= Jimmy Dean (brand) =

US brand of breakfast foods

Jimmy Dean Foods logo

Jimmy Dean Foods is an American brand of meat products marketed and owned by Tyson Foods. The company was founded in 1969 by country singer and actor Jimmy Dean. It was purchased by Sara Lee, which then divested as part of a unit known as Hillshire Brands, which was later purchased by Tyson Foods.

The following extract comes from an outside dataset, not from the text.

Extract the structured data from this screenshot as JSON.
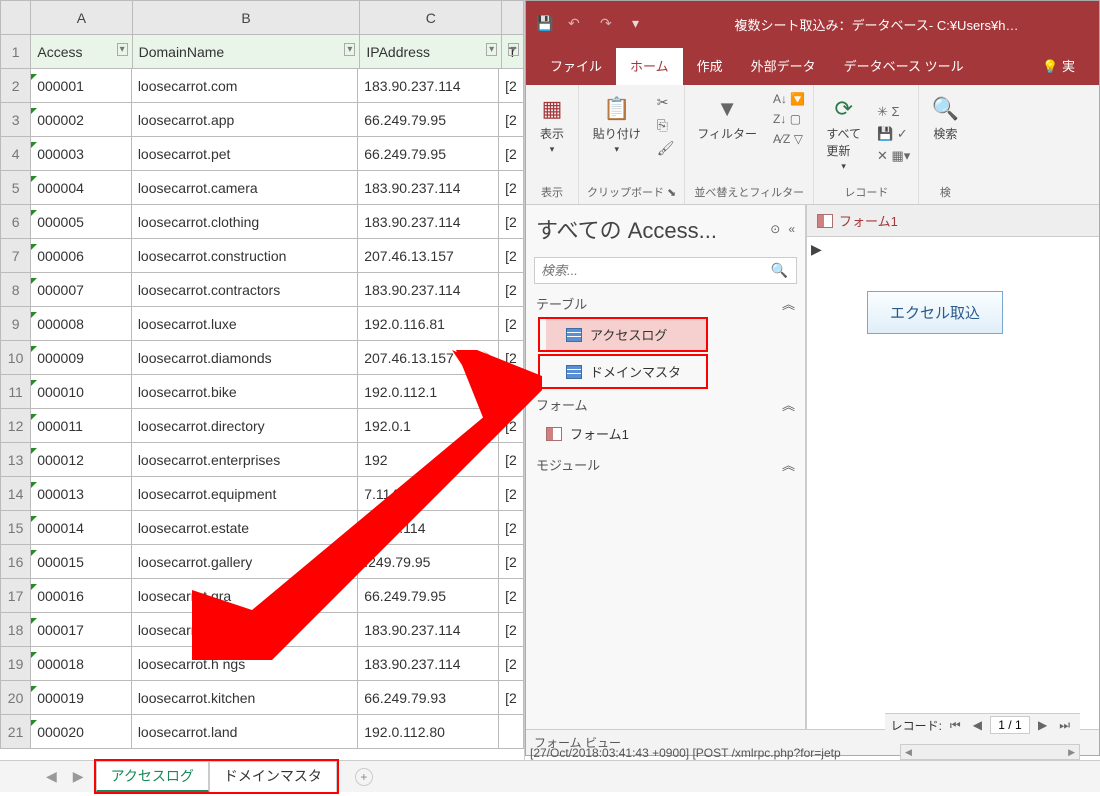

Jimmy Dean's main products are chicken and pork sausage-based breakfast items. The brand is known to have quick and simple meals that are easily cooked and microwavable. Jimmy Dean products may be sold raw, frozen, precooked, assembled, or individually wrapped.

==History==
Dean founded the Jimmy Dean Sausage brand of breakfast sausage, which was originally called "Pure Pork Sausage." The Jimmy Dean Sausage company did well, in part due to Dean's own extemporized, good-humored commercials. In 1980, the first Jimmy Dean Restaurant opened in northwest Columbus, Ohio, followed by another in west Columbus the following year. Jimmy Dean opened three more restaurants in the Columbus Square shopping center, Oklahoma City, and Indianapolis in 1983.

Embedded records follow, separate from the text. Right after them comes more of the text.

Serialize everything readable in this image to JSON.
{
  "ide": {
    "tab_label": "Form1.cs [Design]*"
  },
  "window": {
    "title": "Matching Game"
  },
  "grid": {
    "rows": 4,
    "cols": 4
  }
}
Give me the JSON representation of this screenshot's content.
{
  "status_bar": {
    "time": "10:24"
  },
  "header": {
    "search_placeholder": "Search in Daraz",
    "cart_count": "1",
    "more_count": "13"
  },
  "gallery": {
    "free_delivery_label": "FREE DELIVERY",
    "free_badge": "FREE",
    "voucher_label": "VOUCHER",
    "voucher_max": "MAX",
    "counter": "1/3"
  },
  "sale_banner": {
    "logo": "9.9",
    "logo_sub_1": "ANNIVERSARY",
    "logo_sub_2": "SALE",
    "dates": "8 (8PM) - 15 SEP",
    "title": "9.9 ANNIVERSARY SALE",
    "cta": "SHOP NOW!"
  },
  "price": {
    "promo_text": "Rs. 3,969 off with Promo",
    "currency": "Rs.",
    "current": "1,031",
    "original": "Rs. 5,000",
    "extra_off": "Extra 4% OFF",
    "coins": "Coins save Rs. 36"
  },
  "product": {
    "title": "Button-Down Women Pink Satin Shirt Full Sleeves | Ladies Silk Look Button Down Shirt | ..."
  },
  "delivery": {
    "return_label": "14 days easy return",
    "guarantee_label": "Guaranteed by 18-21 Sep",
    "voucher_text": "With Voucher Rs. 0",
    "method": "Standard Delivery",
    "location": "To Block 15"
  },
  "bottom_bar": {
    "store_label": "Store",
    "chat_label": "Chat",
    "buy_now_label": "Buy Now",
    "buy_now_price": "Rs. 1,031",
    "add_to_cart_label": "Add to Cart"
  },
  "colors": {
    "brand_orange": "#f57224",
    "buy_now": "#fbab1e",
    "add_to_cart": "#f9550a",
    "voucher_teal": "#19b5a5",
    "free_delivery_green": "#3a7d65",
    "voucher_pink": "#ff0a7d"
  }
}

Dean sold the company to the Sara Lee Corporation in 1984 for $80 million. He remained involved as the company spokesman after the takeover, though Sara Lee, under the leadership of John Bryan, immediately began phasing him out of management duties. In 1985, the Jimmy Dean Restaurants closed, and Bob Evans Restaurants purchased four locations in Columbus and Indianapolis. By 2002, Jimmy Dean was no longer acting as spokesman. In 2018, after Bryan's death, the company resumed an advertising campaign featuring Dean, who had died in 2010.

== Non-meat items ==
In January 2021 Jimmy Dean Sausage Brand added a meatless product to its brand. The plant based Patty Egg White and Cheese Croissant used plant based meat as an animal derived meat substitute.

In the summer of 2021 the company added another meat alternative product. The Jimmy Dean Delights Plant-Based Patty & Frittata Sandwich uses grain and bean substitutes such as quinoa, black bean and soy to replicate the patty. The sandwich still has the same original sausage seasoning to taste like the brand's traditional flavor.

== Food recalls ==
On December 12, 2018, Jimmy Dean announced a recall for over 28,000 pounds of sausage that were possibly contaminated with metal. The recall followed allegations of five consumers who complained of metal pieces in the sausages. The USDA did not report any oral injuries. CTI Foods labeled ready to eat sausage links to be rejected from 21 states and avoided if already stored in home.